Quel internaute, à la recherche d'un trajet en train, n'a pas tapé SNCF sur Google pour tomber incrédule sur SNCF.com, un site institutionnel traitant de tout sauf de réservation de billets, ce service étant exclusif à Voyages-SNCF.com? Une manifestation de la complexité de l'organisation de l'entreprise que l'usager devait supporter sans rien y comprendre. Depuis début juillet, cette «bizarrerie» a disparu. S'émancipant du carcan corporate, le nouveau site SNCF.com prend (enfin!) en compte les besoins des clients et fournit, désormais, dès la page d'accueil des informations de voyages (horaires, réservation, info trafic...). Avec retard sur certains de ses concurrents...
Aux commandes de cette refonte, l'agence digitale Nurun France présidée par Antoine Pabst qui a remporté, en mars 2011, l'appel d'offres face à DDB Paris et Isobar après l'élimination de Digitas et Fullsix. «Le brief disait de faire le Google du rail, raconte David Marti, directeur associé chez Nurun en charge du newbiz. Notre approche de la "digital utility", c'est de satisfaire les besoins des utilisateurs, d'où notre recommandation de faire de SNCF.com, un hub qui centralise toutes les informations voyageurs, entreprises et publics institutionnels, tout en fluidifiant la relation de la marque avec les clients.» En cohérence avec SNCF.com, Nurun a également mené la refonte graphique de Voyages-SNCF.com, premier site e-commerce français (3 milliards d'euros de chiffre d'affaires).
Privilégier l'exigence du client
Simplicité et simplification ont guidé le travail de l'agence et de SNCF tant au niveau de l'architecture de l'information (menu intuitif) que sur le plan graphique (interface épurée et fluide pour ordinateur, tablette, mobile) et éditorial (choix du vocabulaire, hiérarchisation des sujets...).
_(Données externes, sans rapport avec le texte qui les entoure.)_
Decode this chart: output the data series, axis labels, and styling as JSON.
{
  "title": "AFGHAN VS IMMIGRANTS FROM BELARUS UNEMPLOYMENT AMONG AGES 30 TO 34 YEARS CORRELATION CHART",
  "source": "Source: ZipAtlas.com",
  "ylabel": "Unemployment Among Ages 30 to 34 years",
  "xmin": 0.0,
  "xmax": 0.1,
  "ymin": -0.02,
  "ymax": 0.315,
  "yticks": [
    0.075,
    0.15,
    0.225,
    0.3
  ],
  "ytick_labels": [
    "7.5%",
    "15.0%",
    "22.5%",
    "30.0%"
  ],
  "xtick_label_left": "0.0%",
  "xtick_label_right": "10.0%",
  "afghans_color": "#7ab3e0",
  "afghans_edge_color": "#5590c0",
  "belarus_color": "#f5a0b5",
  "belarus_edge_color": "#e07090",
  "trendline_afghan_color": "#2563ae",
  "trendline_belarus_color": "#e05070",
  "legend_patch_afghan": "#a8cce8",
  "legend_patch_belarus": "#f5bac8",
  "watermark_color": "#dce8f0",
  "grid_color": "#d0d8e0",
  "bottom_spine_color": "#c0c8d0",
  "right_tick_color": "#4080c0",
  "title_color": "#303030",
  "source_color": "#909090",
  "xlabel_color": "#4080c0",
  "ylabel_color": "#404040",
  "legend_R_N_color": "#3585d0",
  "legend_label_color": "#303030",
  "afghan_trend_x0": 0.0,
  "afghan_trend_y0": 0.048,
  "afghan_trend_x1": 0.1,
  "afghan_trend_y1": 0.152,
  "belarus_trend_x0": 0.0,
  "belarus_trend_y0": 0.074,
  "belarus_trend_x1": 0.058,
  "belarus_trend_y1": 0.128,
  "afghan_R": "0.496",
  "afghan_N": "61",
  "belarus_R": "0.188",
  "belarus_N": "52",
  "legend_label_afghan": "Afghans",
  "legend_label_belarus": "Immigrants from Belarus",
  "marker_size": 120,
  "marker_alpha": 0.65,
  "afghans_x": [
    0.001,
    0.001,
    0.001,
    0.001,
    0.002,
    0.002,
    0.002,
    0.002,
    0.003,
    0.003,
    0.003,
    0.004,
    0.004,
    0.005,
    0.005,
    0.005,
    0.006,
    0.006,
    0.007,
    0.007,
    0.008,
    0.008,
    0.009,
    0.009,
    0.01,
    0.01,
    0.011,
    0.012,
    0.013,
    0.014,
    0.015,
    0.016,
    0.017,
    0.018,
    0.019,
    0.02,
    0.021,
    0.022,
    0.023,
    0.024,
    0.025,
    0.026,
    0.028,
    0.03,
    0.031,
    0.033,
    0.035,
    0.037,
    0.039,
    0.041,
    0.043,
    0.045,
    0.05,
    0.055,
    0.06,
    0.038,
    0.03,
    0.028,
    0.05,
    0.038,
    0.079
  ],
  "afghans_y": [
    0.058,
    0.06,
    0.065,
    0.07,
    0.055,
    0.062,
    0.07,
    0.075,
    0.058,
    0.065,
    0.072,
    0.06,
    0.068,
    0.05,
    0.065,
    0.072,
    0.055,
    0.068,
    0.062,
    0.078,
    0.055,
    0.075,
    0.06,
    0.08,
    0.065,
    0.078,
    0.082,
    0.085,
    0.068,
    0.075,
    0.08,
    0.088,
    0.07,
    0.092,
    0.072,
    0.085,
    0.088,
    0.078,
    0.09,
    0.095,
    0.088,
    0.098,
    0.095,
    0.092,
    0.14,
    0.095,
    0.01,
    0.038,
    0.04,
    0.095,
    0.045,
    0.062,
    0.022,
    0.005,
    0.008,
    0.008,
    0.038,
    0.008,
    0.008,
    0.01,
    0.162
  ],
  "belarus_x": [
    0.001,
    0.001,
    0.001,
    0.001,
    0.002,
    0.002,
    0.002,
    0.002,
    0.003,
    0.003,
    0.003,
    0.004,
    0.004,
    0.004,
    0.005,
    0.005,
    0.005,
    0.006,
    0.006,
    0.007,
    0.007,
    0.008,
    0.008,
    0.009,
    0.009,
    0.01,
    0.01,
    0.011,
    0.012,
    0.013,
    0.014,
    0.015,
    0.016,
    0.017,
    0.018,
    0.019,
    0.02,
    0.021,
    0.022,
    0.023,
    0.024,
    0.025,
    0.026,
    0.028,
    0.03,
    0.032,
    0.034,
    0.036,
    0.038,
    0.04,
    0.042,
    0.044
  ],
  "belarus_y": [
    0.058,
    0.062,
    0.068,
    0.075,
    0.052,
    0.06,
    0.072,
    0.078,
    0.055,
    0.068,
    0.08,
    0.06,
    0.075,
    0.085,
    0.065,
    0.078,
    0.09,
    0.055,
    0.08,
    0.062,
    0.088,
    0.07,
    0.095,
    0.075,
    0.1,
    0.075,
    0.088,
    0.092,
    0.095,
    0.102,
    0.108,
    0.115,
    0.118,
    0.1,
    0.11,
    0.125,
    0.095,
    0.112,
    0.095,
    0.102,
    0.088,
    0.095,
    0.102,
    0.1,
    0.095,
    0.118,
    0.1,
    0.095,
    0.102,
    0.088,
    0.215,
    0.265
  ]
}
Le site renvoie à trois univers: Voyageurs (sur lequel on arrive par défaut), Entreprises et collectivités, et Groupe. Les pages sont conçues en deux espaces: à gauche, la partie fonctionnelle imaginée comme une télécommande, à droite la zone d'expression de la marque modulable. «D'abord, on rend service aux utilisateurs afin qu'ils soient, ensuite, en capacité d'écouter d'autres messages de la marque», justifie David Marti. Dans chaque univers, «la télécommande» met à disposition les fonctionnalités correspondant aux besoins exprimés par les usagers: billets, info trafic, tarification, dialogue dans Voyageurs; partenaires du fret et offres BtoB, notamment à l'international dans Entreprises; offres d'emploi et métiers dans Groupe.
«SNCF.com est l'expression de la décision stratégique prise courant 2010-2011 de construire une nouvelle plate-forme de marque autour de l'unique bannière SNCF et de privilégier l'exigence du client», explique Patrick Ropert, directeur de la communication du groupe depuis avril 2010. On imagine les frustrations à gérer à l'interne... «Dans les années 1990-2000, le groupe a fait émerger des marques, poursuit-il. Aujourd'hui, ce morcellement affaiblit notre visibilité, et dans un environnement concurrentiel et de crise, l'enjeu est de capitaliser sur la marque unique SNCF porteuse de valeurs de réassurance (sécurité, fiabilité, fierté...) et de modernité.» L'aspect patrimonial est valorisé sur le site, avec un volet histoire et une galerie de portraits des présidents.
Cette nouvelle posture entraîne la disparition d'Intercités, TGV, TER, Transilien en tant que marques. Sur le Web, «ces produits de SNCF» vont être progressivement réintégrés au sein de SNCF.com et Voyages-SNCF.com. Patrick Ropert a également entrepris un travail sur le récit de la marque, en étant notamment partenaire d'un documentaire (Canal +) et d'un ouvrage sur l'histoire du train à paraître. «Le mythe du voyage est accaparé par les marques de luxe, note-t-il. A SNCF de se le réapproprier.» Le chantier du design est également en cours (aménagement des gares, livrée des trains...) à l'instar de la sémantique. Une charte établie avec l'Institut de la qualité de l'expression irriguera les formations des 240 000 salariés, «tous ambassadeurs de la marque SNCF», souligne Patrick Ropert.